In November 2016, Swedish prosecutors interviewed Assange in the embassy building. The following year, they ended their investigation, despite the fact that they could have proceeded with it. Over the past eight years, the country’s prosecutors have repeatedly charged individuals of serious crimes in absentia.

The scope of the conspiracy perpetrated against Assange was revealed in documents obtained by Italian journalist Maurizi under freedom of information requests in 2017 and 2018.

They showed that the British Crown Prosecution Service (CPS) insisted in 2010 and 2011 that Swedish authorities reject Assange’s offer to question him in Britain, or via video link, rather than seeking an extradition arrest warrant.

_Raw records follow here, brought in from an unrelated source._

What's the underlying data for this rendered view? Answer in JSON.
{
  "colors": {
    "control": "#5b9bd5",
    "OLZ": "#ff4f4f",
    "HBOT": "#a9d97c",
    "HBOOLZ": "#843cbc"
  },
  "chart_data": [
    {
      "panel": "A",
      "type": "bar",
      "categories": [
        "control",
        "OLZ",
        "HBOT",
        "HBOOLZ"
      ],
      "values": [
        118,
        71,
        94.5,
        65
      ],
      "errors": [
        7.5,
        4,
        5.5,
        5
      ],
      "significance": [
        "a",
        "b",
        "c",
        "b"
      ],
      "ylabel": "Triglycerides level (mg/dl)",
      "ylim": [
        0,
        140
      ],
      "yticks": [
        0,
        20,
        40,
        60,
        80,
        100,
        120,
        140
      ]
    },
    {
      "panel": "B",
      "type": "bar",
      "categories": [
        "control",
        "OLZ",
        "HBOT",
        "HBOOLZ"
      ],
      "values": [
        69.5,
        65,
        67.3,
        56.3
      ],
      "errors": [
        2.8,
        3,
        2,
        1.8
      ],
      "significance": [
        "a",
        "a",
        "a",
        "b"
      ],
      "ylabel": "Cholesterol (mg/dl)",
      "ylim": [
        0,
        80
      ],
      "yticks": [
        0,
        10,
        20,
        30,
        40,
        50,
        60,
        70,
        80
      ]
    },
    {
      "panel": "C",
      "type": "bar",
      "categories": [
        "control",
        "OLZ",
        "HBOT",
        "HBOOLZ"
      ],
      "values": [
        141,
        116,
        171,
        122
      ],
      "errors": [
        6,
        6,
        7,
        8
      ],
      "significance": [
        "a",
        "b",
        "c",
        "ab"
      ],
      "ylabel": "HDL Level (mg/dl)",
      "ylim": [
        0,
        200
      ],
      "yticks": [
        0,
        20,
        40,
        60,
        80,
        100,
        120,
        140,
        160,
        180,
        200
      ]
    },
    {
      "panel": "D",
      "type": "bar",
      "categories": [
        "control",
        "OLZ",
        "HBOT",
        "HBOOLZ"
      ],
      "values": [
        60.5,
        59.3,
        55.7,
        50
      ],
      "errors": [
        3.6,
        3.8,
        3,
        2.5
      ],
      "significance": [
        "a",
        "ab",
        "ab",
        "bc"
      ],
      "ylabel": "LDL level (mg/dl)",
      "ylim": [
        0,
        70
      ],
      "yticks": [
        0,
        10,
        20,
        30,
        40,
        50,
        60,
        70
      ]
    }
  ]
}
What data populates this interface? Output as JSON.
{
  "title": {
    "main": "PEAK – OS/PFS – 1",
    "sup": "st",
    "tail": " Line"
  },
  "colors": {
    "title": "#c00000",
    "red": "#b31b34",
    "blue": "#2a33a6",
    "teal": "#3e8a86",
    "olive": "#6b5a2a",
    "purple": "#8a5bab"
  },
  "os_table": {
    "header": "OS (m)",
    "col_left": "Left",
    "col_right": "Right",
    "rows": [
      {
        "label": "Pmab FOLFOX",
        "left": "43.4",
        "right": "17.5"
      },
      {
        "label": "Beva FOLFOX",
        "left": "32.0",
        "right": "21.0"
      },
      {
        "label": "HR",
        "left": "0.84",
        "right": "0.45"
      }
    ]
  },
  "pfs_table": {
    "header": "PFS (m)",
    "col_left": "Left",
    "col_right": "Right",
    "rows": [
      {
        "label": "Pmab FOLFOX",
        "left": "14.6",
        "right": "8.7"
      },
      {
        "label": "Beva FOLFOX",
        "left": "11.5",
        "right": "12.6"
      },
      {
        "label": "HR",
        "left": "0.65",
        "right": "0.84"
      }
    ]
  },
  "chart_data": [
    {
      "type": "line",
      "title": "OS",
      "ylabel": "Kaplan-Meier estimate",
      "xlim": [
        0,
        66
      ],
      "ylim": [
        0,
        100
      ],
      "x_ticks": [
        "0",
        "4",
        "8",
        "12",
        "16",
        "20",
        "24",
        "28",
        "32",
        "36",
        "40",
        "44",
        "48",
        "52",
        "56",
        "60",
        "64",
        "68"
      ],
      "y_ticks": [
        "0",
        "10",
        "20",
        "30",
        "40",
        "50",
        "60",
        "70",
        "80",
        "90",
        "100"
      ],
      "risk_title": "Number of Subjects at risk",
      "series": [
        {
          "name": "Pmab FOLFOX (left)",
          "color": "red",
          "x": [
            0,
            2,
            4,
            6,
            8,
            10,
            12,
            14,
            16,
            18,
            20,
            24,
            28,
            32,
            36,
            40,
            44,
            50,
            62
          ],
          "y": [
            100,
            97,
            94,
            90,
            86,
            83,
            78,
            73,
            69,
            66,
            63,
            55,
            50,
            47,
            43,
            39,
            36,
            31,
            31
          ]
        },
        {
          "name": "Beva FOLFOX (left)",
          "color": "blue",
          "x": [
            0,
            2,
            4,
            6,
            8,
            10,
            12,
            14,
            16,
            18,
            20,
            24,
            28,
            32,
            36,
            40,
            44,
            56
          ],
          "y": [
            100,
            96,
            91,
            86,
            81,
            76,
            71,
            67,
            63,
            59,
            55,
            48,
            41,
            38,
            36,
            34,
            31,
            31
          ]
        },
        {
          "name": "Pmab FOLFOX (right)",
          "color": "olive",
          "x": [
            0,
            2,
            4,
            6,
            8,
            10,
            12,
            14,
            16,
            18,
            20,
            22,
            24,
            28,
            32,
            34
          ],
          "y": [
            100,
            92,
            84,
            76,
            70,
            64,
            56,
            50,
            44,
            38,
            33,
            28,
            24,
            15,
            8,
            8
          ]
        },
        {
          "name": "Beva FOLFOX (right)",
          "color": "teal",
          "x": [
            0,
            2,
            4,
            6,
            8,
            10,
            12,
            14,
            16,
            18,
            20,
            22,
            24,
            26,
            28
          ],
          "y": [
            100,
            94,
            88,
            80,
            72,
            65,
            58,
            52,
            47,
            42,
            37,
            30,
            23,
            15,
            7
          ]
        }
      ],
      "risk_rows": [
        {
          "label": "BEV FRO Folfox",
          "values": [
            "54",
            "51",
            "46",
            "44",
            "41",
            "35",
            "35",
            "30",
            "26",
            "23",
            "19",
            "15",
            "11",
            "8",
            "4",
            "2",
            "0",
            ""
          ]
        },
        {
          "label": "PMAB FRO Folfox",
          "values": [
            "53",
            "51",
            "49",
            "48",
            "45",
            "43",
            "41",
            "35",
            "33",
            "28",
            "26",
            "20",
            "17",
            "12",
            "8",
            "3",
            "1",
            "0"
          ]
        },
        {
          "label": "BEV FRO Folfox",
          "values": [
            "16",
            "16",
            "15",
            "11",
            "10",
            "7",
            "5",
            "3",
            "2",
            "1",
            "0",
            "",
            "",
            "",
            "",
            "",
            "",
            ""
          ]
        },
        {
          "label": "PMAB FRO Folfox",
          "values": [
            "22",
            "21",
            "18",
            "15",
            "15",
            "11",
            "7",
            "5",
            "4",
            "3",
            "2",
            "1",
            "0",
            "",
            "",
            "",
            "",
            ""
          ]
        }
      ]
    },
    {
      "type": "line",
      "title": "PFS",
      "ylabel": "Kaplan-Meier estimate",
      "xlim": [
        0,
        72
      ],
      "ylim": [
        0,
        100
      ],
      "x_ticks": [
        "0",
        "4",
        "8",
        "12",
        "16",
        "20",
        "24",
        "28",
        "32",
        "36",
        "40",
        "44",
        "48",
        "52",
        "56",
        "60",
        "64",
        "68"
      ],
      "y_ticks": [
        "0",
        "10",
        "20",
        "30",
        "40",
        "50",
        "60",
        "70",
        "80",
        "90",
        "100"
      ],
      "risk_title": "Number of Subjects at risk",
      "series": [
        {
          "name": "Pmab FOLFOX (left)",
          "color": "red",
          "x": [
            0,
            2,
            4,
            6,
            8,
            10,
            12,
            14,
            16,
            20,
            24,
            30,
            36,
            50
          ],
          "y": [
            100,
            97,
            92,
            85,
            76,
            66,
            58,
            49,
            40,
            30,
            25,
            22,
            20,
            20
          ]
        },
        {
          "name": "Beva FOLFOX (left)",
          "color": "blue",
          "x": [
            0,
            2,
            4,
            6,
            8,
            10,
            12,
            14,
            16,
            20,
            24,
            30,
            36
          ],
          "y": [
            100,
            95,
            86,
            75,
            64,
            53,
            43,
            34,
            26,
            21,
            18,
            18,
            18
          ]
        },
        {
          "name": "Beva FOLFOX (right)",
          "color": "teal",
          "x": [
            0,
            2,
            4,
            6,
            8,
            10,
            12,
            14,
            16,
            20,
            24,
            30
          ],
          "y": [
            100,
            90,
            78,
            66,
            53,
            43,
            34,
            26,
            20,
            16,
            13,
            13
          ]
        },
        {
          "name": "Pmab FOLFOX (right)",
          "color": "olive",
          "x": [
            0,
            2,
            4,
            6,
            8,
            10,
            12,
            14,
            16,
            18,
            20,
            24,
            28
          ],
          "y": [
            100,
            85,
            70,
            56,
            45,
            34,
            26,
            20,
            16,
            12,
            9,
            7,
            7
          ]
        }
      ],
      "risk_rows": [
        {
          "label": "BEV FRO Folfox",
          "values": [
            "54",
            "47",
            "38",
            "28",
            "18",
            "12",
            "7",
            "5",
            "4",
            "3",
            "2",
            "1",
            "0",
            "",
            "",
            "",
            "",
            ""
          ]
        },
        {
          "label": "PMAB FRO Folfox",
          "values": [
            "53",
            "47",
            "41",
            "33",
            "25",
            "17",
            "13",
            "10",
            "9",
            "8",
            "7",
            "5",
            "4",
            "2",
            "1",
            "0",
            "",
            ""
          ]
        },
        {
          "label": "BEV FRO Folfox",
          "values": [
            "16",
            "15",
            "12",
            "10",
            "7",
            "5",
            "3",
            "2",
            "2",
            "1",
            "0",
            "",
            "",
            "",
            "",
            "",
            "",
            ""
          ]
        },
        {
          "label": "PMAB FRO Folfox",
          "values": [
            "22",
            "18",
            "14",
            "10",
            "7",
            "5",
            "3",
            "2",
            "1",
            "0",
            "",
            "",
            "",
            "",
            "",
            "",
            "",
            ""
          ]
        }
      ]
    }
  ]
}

The documents also demonstrated that the Swedes had been considering dropping the investigation as early as 2013. The British CPS insisted it continue, with the lead CPS lawyer handling Assange’s case warning, “Don’t you dare get cold feet!!!”

Other emails, including one from the US Federal Bureau of Investigations (FBI) to Ny, were inexplicably deleted. Ny later claimed she could not remember its contents. The FBI has played a central role in the US campaign to destroy WikiLeaks and its reputation.